4 Statistical analysis
4.1 The Kaplan–Meier method
Survival curves were estimated using the Kaplan–Meier method. The log-rank test was used to compare survival times between the two groups.
4.2 Univariate and multivariate analyses
Univariate and multivariate analyses were performed using the Cox proportional hazards model. Significant variables (p < 0.05) extracted by a univariate analysis were entered into the multivariate analysis. Significant independent variables contributing to the prognosis of patients with mRCC treated with sunitinib were extracted using a stepwise selection method.

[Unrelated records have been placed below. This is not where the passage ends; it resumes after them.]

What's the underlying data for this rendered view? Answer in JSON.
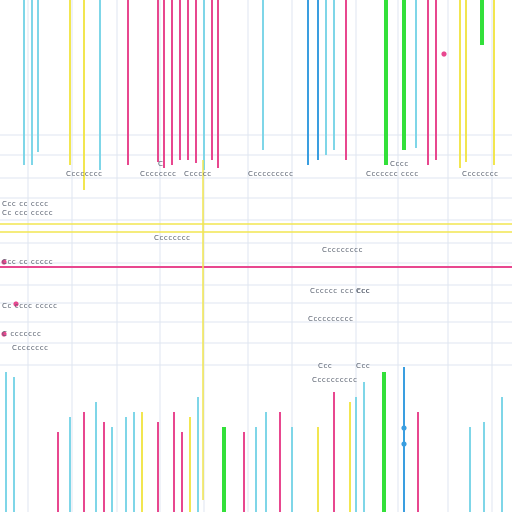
{
  "colors": {
    "pink": "#e8478f",
    "cyan": "#7fd6e8",
    "yellow": "#f2e650",
    "green": "#33e03a",
    "blue": "#3a9ee0",
    "grid": "#dfe6f0",
    "label": "#5a6270"
  },
  "chart_data": {
    "type": "bar",
    "title": "",
    "xlabel": "",
    "ylabel": "",
    "grid": true,
    "top_lines": [
      {
        "color": "cyan",
        "value": 165
      },
      {
        "color": "cyan",
        "value": 165
      },
      {
        "color": "cyan",
        "value": 152
      },
      {
        "color": "yellow",
        "value": 165
      },
      {
        "color": "yellow",
        "value": 190
      },
      {
        "color": "cyan",
        "value": 170
      },
      {
        "color": "pink",
        "value": 165
      },
      {
        "color": "pink",
        "value": 162
      },
      {
        "color": "pink",
        "value": 168
      },
      {
        "color": "pink",
        "value": 165
      },
      {
        "color": "pink",
        "value": 160
      },
      {
        "color": "pink",
        "value": 160
      },
      {
        "color": "pink",
        "value": 163
      },
      {
        "color": "cyan",
        "value": 170
      },
      {
        "color": "pink",
        "value": 160
      },
      {
        "color": "pink",
        "value": 168
      },
      {
        "color": "cyan",
        "value": 150
      },
      {
        "color": "blue",
        "value": 165
      },
      {
        "color": "blue",
        "value": 160
      },
      {
        "color": "cyan",
        "value": 155
      },
      {
        "color": "cyan",
        "value": 150
      },
      {
        "color": "pink",
        "value": 160
      },
      {
        "color": "green",
        "value": 165
      },
      {
        "color": "green",
        "value": 150
      },
      {
        "color": "cyan",
        "value": 148
      },
      {
        "color": "pink",
        "value": 165
      },
      {
        "color": "pink",
        "value": 160
      },
      {
        "color": "yellow",
        "value": 168
      },
      {
        "color": "yellow",
        "value": 162
      },
      {
        "color": "green",
        "value": 45
      },
      {
        "color": "yellow",
        "value": 165
      }
    ],
    "bottom_lines": [
      {
        "color": "cyan",
        "value": 140
      },
      {
        "color": "cyan",
        "value": 135
      },
      {
        "color": "pink",
        "value": 80
      },
      {
        "color": "cyan",
        "value": 95
      },
      {
        "color": "pink",
        "value": 100
      },
      {
        "color": "cyan",
        "value": 110
      },
      {
        "color": "pink",
        "value": 90
      },
      {
        "color": "cyan",
        "value": 85
      },
      {
        "color": "cyan",
        "value": 95
      },
      {
        "color": "cyan",
        "value": 100
      },
      {
        "color": "yellow",
        "value": 100
      },
      {
        "color": "pink",
        "value": 90
      },
      {
        "color": "pink",
        "value": 100
      },
      {
        "color": "pink",
        "value": 80
      },
      {
        "color": "yellow",
        "value": 95
      },
      {
        "color": "cyan",
        "value": 115
      },
      {
        "color": "green",
        "value": 85
      },
      {
        "color": "pink",
        "value": 80
      },
      {
        "color": "cyan",
        "value": 85
      },
      {
        "color": "cyan",
        "value": 100
      },
      {
        "color": "pink",
        "value": 100
      },
      {
        "color": "cyan",
        "value": 85
      },
      {
        "color": "yellow",
        "value": 85
      },
      {
        "color": "pink",
        "value": 120
      },
      {
        "color": "yellow",
        "value": 110
      },
      {
        "color": "cyan",
        "value": 115
      },
      {
        "color": "cyan",
        "value": 130
      },
      {
        "color": "green",
        "value": 140
      },
      {
        "color": "blue",
        "value": 145
      },
      {
        "color": "pink",
        "value": 100
      },
      {
        "color": "cyan",
        "value": 85
      },
      {
        "color": "cyan",
        "value": 90
      },
      {
        "color": "cyan",
        "value": 115
      }
    ],
    "horizontal_lines": [
      {
        "color": "yellow",
        "value": 4
      },
      {
        "color": "yellow",
        "value": 3
      },
      {
        "color": "pink",
        "value": 2
      }
    ],
    "vertical_ref_lines": [
      {
        "color": "yellow",
        "value": 0
      }
    ],
    "points": [
      {
        "color": "pink",
        "value": 0
      },
      {
        "color": "pink",
        "value": 1
      },
      {
        "color": "pink",
        "value": 2
      },
      {
        "color": "pink",
        "value": 3
      },
      {
        "color": "blue",
        "value": 4
      },
      {
        "color": "blue",
        "value": 5
      }
    ],
    "labels": [
      {
        "text": "Cccccccc"
      },
      {
        "text": "Cccccccc"
      },
      {
        "text": "Cccccc"
      },
      {
        "text": "Cccccccccc"
      },
      {
        "text": "Ccccccc cccc"
      },
      {
        "text": "Cccccccc"
      },
      {
        "text": "C"
      },
      {
        "text": "Cccc"
      },
      {
        "text": "Ccc cc cccc"
      },
      {
        "text": "Cc ccc ccccc"
      },
      {
        "text": "Cccccccc"
      },
      {
        "text": "Ccc cc ccccc"
      },
      {
        "text": "Ccccccccc"
      },
      {
        "text": "Cccccc ccc ccc"
      },
      {
        "text": "Ccc"
      },
      {
        "text": "Cc cccc ccccc"
      },
      {
        "text": "C ccccccc"
      },
      {
        "text": "Cccccccccc"
      },
      {
        "text": "Cccccccc"
      },
      {
        "text": "Ccc"
      },
      {
        "text": "Ccc"
      },
      {
        "text": "Cccccccccc"
      }
    ]
  }
}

4.3 Prognostic model and assessment
Each prognostic model was developed using prognostic factors extracted by multivariate analysis. The hazard ratios (HRs) for these factors were derived from the smallest HR among the prognostic factors, approximated to the nearest integer. For each factor, the approximate HRs were scored as integers. For each patient, the scores were calculated as the sum of the scores for each factor. Patients were divided into three groups (low-, intermediate-, and high-risk) based on the distribution of their scores. Survival curves of the three groups were estimated using the Kaplan–Meier method. The log-rank test was used to compare survival times among the three groups in prognostic models for TTF, PFS, and OS. All statistical analyses were performed using the SPSS software, version 27 (IBM, Tokyo, Japan). Statistical significance was set at P <0.05.